In its latest filing to the Third Circuit of the U.S. Court of Appeals, Coinbase also pointed to public comments previously made by SEC Chair Gary Gensler, saying that "the SEC’s and its Chair’s words and actions leave no doubt of the agency’s plans."
Coinbase sent the SEC its so-called “petition for rulemaking” last July, asking the agency to propose and adopt rules for digital assets securities. The exchange also sought answers to 50 specific questions that would provide “clarity and certainty regarding the regulatory treatment of digital asset securities."
The SEC, however, is yet to respond to the petition. Moreover, during a congressional hearing in March, SEC Chair Gensler stated that “regulations actually already exist” for crypto to be managed effectively under securities laws.
"The SEC has no intention of engaging in such a rulemaking in the foreseeable future, and that decision may be unreviewable indefinitely unless the Court grants Coinbase’s mandamus petition," the firm said in the filing.
A mandamus order, also known as a writ of mandamus, is a legal remedy used to compel a government official or a public authority to perform a specific duty that they are legally obligated to do. The term "mandamus" is Latin for "we command."
Coinbase sought a writ of mandamus compelling the SEC to respond to its demands in a lawsuit filed at the end of April, with the exchange’s chief legal officer Paul Grewal saying on Wednesday that “we continue to appreciate the Court's consideration.”
Late last night Coinbase replied in the Third Circuit to the SEC’s arguments against our petition for a writ of mandamus. Mandamus is the tailor-made remedy for the extraordinary facts presented here. We continue to appreciate the Court's consideration. https://t.co/OD02kX3524
— paulgrewal.eth (@iampaulgrewal) May 23, 2023
Coinbase legal battle rages on
The SEC, in its turn, sought to dismiss the action earlier this month. The agency argued that “mandamus is an extraordinary remedy—one that requires the petitioner to show a clear and indisputable right to relief.”

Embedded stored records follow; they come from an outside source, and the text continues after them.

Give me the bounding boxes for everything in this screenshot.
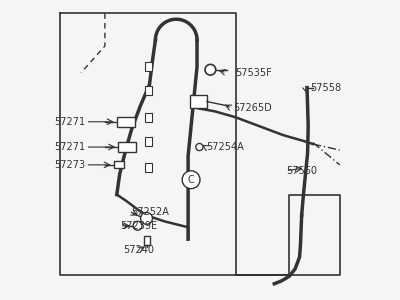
Text: 57558: 57558: [310, 82, 341, 93]
Bar: [145, 86, 152, 95]
Circle shape: [205, 64, 216, 75]
Bar: [144, 236, 150, 245]
Text: 57265D: 57265D: [233, 103, 272, 113]
Bar: [145, 164, 152, 172]
Bar: [118, 142, 136, 152]
Text: 57252A: 57252A: [132, 207, 170, 218]
Text: C: C: [188, 175, 194, 185]
Circle shape: [196, 143, 203, 151]
Circle shape: [140, 212, 152, 224]
Text: 57271: 57271: [54, 117, 86, 127]
Bar: [145, 113, 152, 122]
Bar: [190, 95, 207, 108]
Bar: [145, 62, 152, 71]
Text: 57535F: 57535F: [236, 68, 272, 78]
Circle shape: [133, 221, 142, 230]
Text: 57239E: 57239E: [120, 221, 157, 231]
Text: 57240: 57240: [124, 244, 154, 255]
Bar: [114, 161, 124, 168]
Text: 57254A: 57254A: [206, 142, 244, 152]
Text: 57271: 57271: [54, 142, 86, 152]
Circle shape: [182, 171, 200, 189]
Bar: [145, 136, 152, 146]
Text: 57560: 57560: [286, 166, 317, 176]
Text: 57273: 57273: [54, 160, 86, 170]
Bar: [117, 117, 135, 127]
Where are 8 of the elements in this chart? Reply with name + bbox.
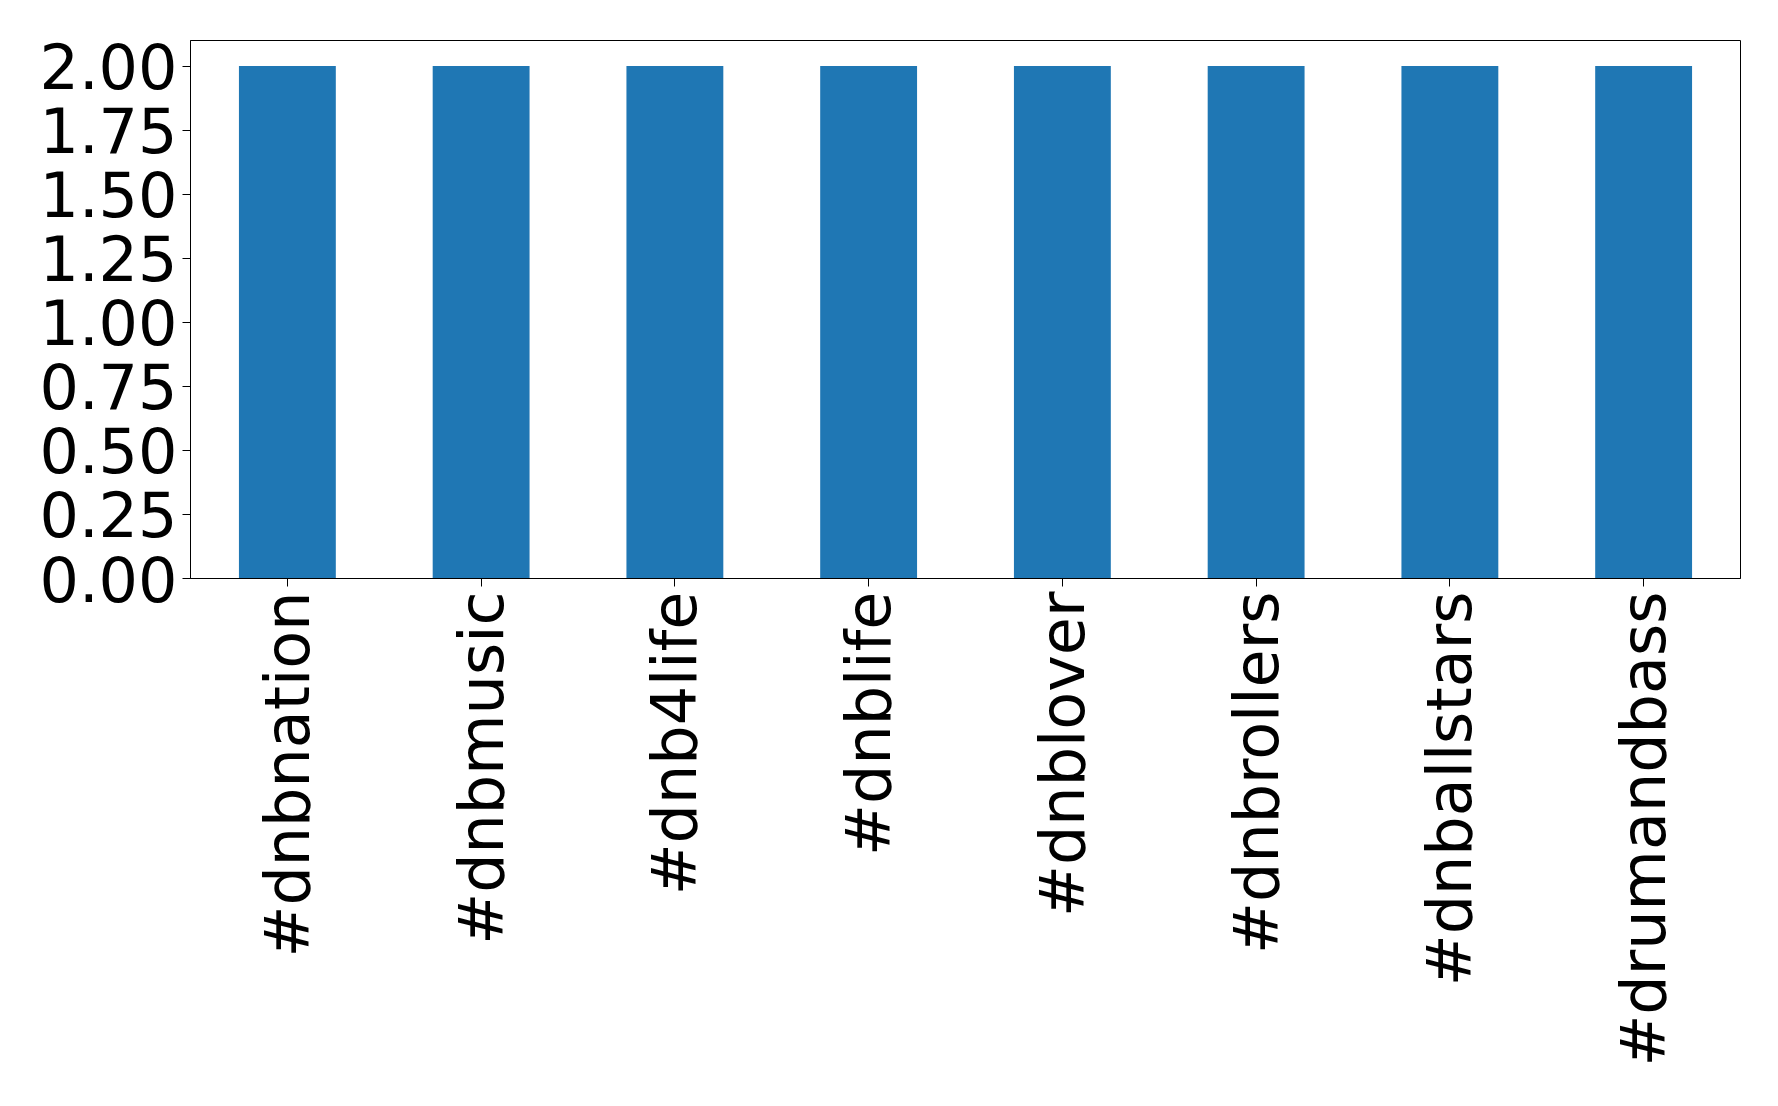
x-tick-label: #dnblover — [1025, 590, 1099, 917]
x-tick-label: #dnbrollers — [1219, 591, 1293, 954]
x-tick-label: #dnbnation — [250, 591, 324, 958]
x-tick-label: #dnbmusic — [444, 591, 518, 945]
x-tick-label: #drumandbass — [1607, 591, 1681, 1067]
x-tick-label: #dnblife — [832, 591, 906, 856]
x-tick-label: #dnb4life — [638, 591, 712, 896]
x-tick-label: #dnballstars — [1413, 591, 1487, 987]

“Coinbase does not and cannot demonstrate such a right,” the agency said in its filing, adding that “no statute or regulation requires the Commission to take such action on a specific timeline.”

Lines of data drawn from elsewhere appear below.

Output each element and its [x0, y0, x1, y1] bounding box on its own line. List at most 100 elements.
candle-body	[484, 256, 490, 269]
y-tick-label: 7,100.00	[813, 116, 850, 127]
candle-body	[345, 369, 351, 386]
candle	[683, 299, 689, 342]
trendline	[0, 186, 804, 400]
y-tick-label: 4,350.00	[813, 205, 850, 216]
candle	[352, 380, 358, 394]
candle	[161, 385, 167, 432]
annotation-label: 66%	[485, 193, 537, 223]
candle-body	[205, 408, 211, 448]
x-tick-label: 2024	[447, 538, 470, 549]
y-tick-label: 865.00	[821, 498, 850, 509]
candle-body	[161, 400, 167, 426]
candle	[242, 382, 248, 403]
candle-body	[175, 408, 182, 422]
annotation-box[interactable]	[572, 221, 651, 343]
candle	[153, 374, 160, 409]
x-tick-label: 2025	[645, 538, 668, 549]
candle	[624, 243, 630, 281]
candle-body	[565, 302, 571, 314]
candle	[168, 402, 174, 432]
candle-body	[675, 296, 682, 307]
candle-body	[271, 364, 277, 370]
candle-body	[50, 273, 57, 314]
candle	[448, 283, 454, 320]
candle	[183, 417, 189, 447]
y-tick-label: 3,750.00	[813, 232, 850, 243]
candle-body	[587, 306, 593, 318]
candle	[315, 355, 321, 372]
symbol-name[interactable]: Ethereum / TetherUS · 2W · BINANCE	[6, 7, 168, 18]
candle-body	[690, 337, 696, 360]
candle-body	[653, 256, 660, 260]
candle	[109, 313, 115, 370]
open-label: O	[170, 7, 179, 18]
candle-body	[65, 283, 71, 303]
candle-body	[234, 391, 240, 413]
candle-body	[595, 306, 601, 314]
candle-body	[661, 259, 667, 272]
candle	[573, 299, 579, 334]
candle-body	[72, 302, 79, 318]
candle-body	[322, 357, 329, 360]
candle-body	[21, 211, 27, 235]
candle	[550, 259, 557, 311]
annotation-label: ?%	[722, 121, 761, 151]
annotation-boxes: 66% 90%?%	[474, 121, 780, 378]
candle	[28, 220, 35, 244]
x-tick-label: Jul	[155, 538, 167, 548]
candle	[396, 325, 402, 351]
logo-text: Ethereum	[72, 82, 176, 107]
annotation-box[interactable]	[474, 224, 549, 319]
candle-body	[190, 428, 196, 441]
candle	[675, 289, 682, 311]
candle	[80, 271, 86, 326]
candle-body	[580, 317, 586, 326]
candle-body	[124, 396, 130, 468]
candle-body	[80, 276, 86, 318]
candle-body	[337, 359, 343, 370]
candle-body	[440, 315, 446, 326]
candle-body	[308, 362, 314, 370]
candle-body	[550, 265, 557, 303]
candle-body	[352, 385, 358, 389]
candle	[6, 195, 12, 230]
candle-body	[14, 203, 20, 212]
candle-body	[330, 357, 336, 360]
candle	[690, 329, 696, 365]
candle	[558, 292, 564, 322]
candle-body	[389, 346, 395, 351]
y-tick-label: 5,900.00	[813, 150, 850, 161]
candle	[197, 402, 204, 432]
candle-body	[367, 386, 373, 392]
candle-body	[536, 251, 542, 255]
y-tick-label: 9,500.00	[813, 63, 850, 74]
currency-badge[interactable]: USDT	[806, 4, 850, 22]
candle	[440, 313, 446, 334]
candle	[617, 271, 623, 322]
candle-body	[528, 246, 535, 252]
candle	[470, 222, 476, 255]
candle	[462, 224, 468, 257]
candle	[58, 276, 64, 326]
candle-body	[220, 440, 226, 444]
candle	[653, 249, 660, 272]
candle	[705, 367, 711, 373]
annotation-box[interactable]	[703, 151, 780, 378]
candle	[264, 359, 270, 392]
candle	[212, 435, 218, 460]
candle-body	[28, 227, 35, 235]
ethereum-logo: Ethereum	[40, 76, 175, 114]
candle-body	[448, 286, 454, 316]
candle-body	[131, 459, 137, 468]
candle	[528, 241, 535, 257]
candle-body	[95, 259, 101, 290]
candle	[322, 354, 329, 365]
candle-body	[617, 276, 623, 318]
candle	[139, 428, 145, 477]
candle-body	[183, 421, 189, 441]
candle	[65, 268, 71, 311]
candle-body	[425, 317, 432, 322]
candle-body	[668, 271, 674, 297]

Prior to that, in March this year, the SEC also issued a Wells notice to Coinbase, alleging that the company's staking products constitute unregistered securities and indicating a potential enforcement action against the exchange.

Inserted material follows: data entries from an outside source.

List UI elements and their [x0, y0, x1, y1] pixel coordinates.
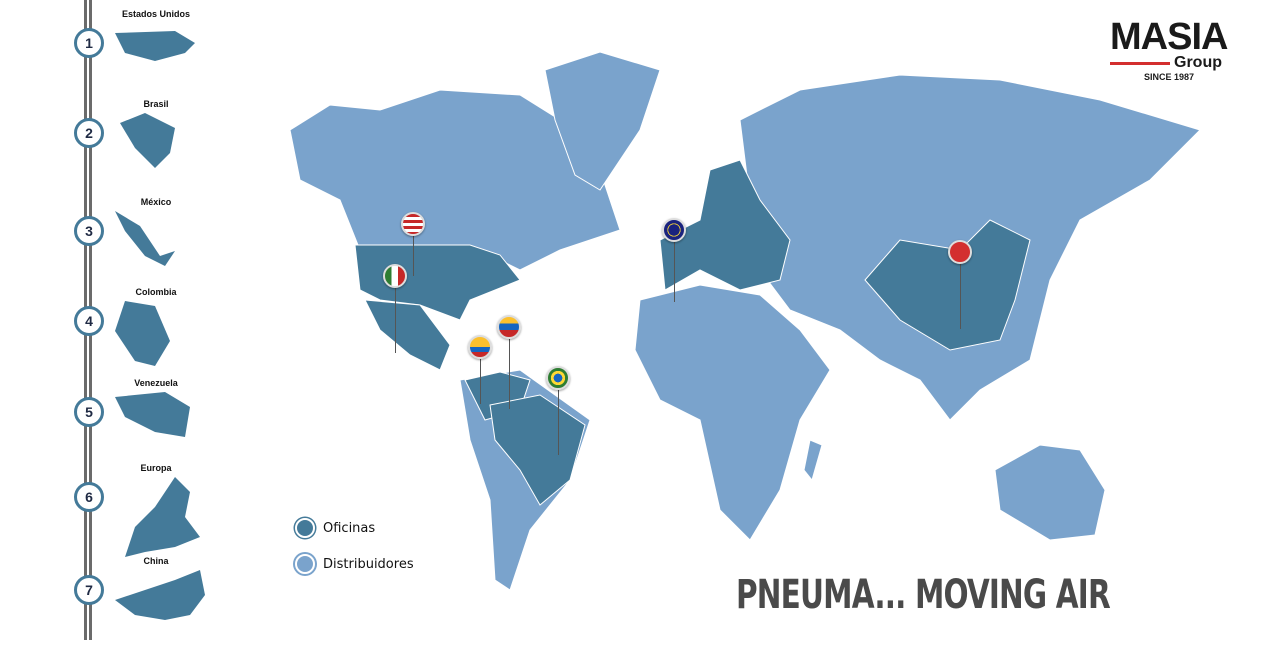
step-4: 4	[74, 306, 104, 336]
legend-distributor-label: Distribuidores	[323, 556, 414, 572]
pin-stem	[558, 390, 559, 455]
europe-office-region	[659, 159, 791, 291]
logo-name: MASIA	[1110, 16, 1228, 58]
country-label: Estados Unidos	[121, 9, 190, 19]
pin-stem	[413, 236, 414, 276]
country-silhouette	[125, 477, 200, 557]
greenland-region	[544, 51, 661, 191]
office-swatch	[295, 518, 315, 538]
brazil-office-region	[489, 394, 586, 506]
legend-office: Oficinas	[295, 518, 375, 538]
country-label: China	[143, 556, 169, 566]
step-6: 6	[74, 482, 104, 512]
step-3: 3	[74, 216, 104, 246]
brazil-flag-icon[interactable]	[546, 366, 570, 390]
country-silhouette	[120, 113, 175, 168]
masia-logo: MASIA Group SINCE 1987	[1110, 16, 1245, 82]
country-label: Venezuela	[134, 378, 178, 388]
north-america-region	[289, 89, 621, 271]
usa-flag-icon[interactable]	[401, 212, 425, 236]
step-1: 1	[74, 28, 104, 58]
step-7: 7	[74, 575, 104, 605]
step-2: 2	[74, 118, 104, 148]
pin-stem	[395, 288, 396, 353]
country-label: México	[140, 197, 172, 207]
pin-stem	[509, 339, 510, 409]
country-silhouette	[115, 301, 170, 366]
madagascar-region	[803, 439, 823, 482]
pin-stem	[960, 264, 961, 329]
africa-region	[634, 284, 831, 541]
eu-flag-icon[interactable]	[662, 218, 686, 242]
world-map	[289, 51, 1201, 591]
legend-office-label: Oficinas	[323, 520, 376, 536]
country-label: Europa	[140, 463, 172, 473]
logo-since: SINCE 1987	[1144, 72, 1195, 82]
mexico-flag-icon[interactable]	[383, 264, 407, 288]
mexico-office-region	[364, 299, 451, 371]
logo-sub: Group	[1174, 54, 1222, 71]
country-silhouette	[115, 570, 205, 620]
australia-region	[994, 444, 1106, 541]
legend-distributor: Distribuidores	[295, 554, 414, 574]
pin-stem	[674, 242, 675, 302]
venezuela-flag-icon[interactable]	[497, 315, 521, 339]
country-label: Brasil	[143, 99, 169, 109]
country-silhouette	[115, 392, 190, 437]
country-silhouette	[115, 31, 195, 61]
colombia-flag-icon[interactable]	[468, 335, 492, 359]
pin-stem	[480, 359, 481, 404]
distributor-swatch	[295, 554, 315, 574]
country-label: Colombia	[135, 287, 177, 297]
step-5: 5	[74, 397, 104, 427]
slogan: PNEUMA... MOVING AIR	[736, 572, 1111, 618]
china-flag-icon[interactable]	[948, 240, 972, 264]
usa-office-region	[354, 244, 521, 321]
logo-red-bar	[1110, 61, 1170, 65]
china-office-region	[864, 219, 1031, 351]
country-silhouette	[115, 211, 175, 266]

“The SEC’s threatened enforcement action against Coinbase dispels any doubt,” the San Francisco-based company said in its latest filing. “It is difficult to imagine a more direct rebuke of Coinbase’s rulemaking petition than a threatened suit against Coinbase for allegedly listing unspecified digital asset securities based on unspecified legal standards, and failing to register under a registration path that does not yet exist.
According to Coinbase, “by effectively—but not yet formally—denying Coinbase’s rulemaking petition,” the regulator is preventing the company from exercising its right under the Administrative Procedure Act to challenge the SEC’s decision to forgo rulemaking.
Ultimately, Coinbase stated that “the SEC’s choice to regulate by enforcement was the root of the problem, not the solution.”
“The SEC’s delay in deciding whether to conduct a rulemaking is indefensible given its decision to pursue an aggressive, accelerating enforcement campaign regarding the very topics identified in Coinbase’s petition,” said the exchange.